Fear2fascination: Freshwater Eels
Myth: Large freshwater eels will bite, entangle, and drag humans underwater; causing fear amongst the local people.
Truth: These remarkable fish (yes, they are fish) are not only relatively harmless, but are often considered a part of the family in many parts of the world.
Many cultures throughout the world believe freshwater eels are ancient gifts from the gods. Many families will keep eels in their backyard ponds and hand feed the slimy captives daily.
DID YOU KNOW?
Freshwater eels belong to the genus Anguillidae. There are 15 species in the world; however, another species in the Philippines may be added to the list soon.
The largest of the freshwater eels is endemic to New Zealand. The longfin eel (Anguilla dieffenbachii)- known as tuna by the Maori culture- can reach over 7 feet (2 meters) and live to be close to 100 years old.
Some species of eels travel up to 4,000 miles to breed (only once, at the end of their life). Adults will not develop their reproductive organs until their ocean journey begins. This journey can take the eel over seven months to finish.
The newly hatched larvae may take 7-9 months to float back to the coast and make its way to its new freshwater home.

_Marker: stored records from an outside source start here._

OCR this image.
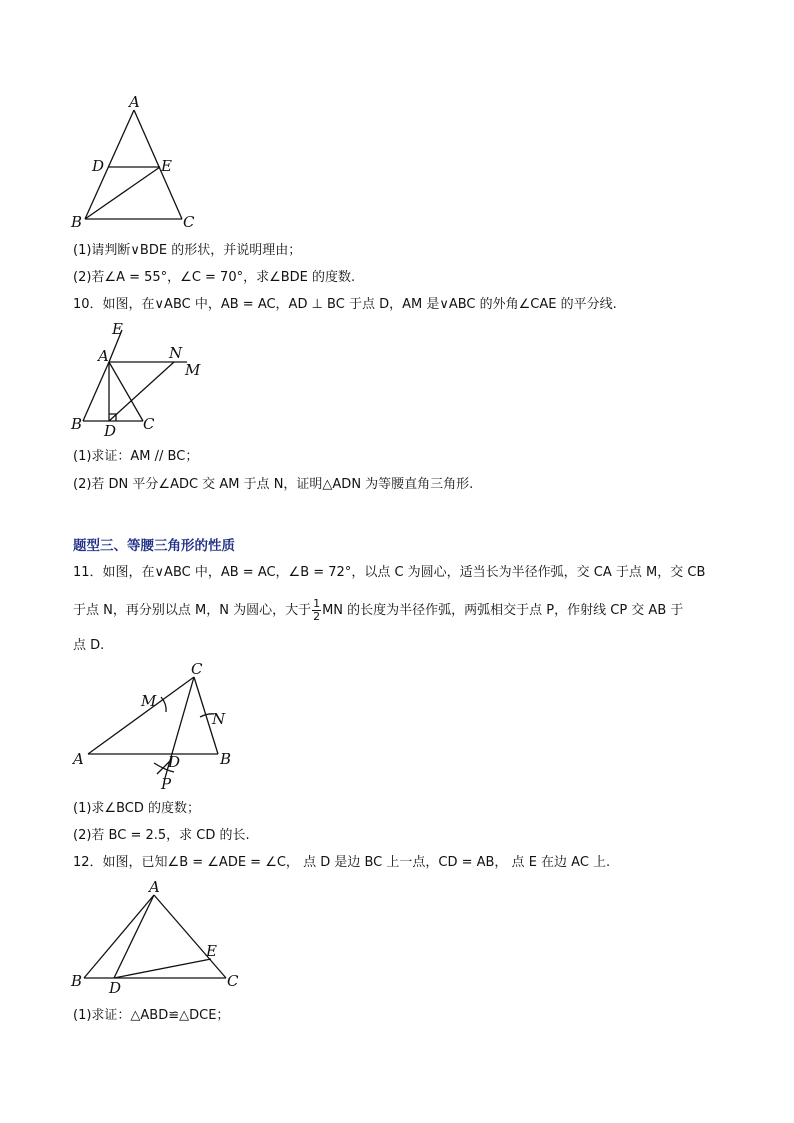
A
D	E
B	C
(1)请判断∨BDE 的形状，并说明理由；
(2)若∠A = 55°，∠C = 70°，求∠BDE 的度数.
10．如图，在∨ABC 中，AB = AC，AD ⊥ BC 于点 D，AM 是∨ABC 的外角∠CAE 的平分线.
E
A	N
M
B D C
(1)求证：AM // BC；
(2)若 DN 平分∠ADC 交 AM 于点 N，证明△ADN 为等腰直角三角形.
题型三、等腰三角形的性质
11．如图，在∨ABC 中，AB = AC，∠B = 72°，以点 C 为圆心，适当长为半径作弧，交 CA 于点 M，交 CB
于点 N，再分别以点 M，N 为圆心，大于 $\frac{1}{2}$ MN 的长度为半径作弧，两弧相交于点 P，作射线 CP 交 AB 于
点 D.
C
M
N
A	D	B
P
(1)求∠BCD 的度数；
(2)若 BC = 2.5，求 CD 的长.
12．如图，已知∠B = ∠ADE = ∠C， 点 D 是边 BC 上一点，CD = AB， 点 E 在边 AC 上.
A
E
B D	C
(1)求证：△ABD≌△DCE；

Eel is a delicacy in many cultures. The eel must must be cooked thoroughly because its blood is toxic.
Eels begin life as a flat, transparent larvae. Eel larvae drift in the surface waters of the sea feeding on dissolved nutrients. Eel larvae change into glass eels and again into elvers before finally becoming an adult.
Some freshwater eels do not mature until they are in their 50's.
The electric eel is a South American freshwater fish (not a true eel) found mainly in the basin. The electric charge is produced by special organs along the sides of the eel’s body.
Where freshwater eels breed is still an unknown mystery to scientists.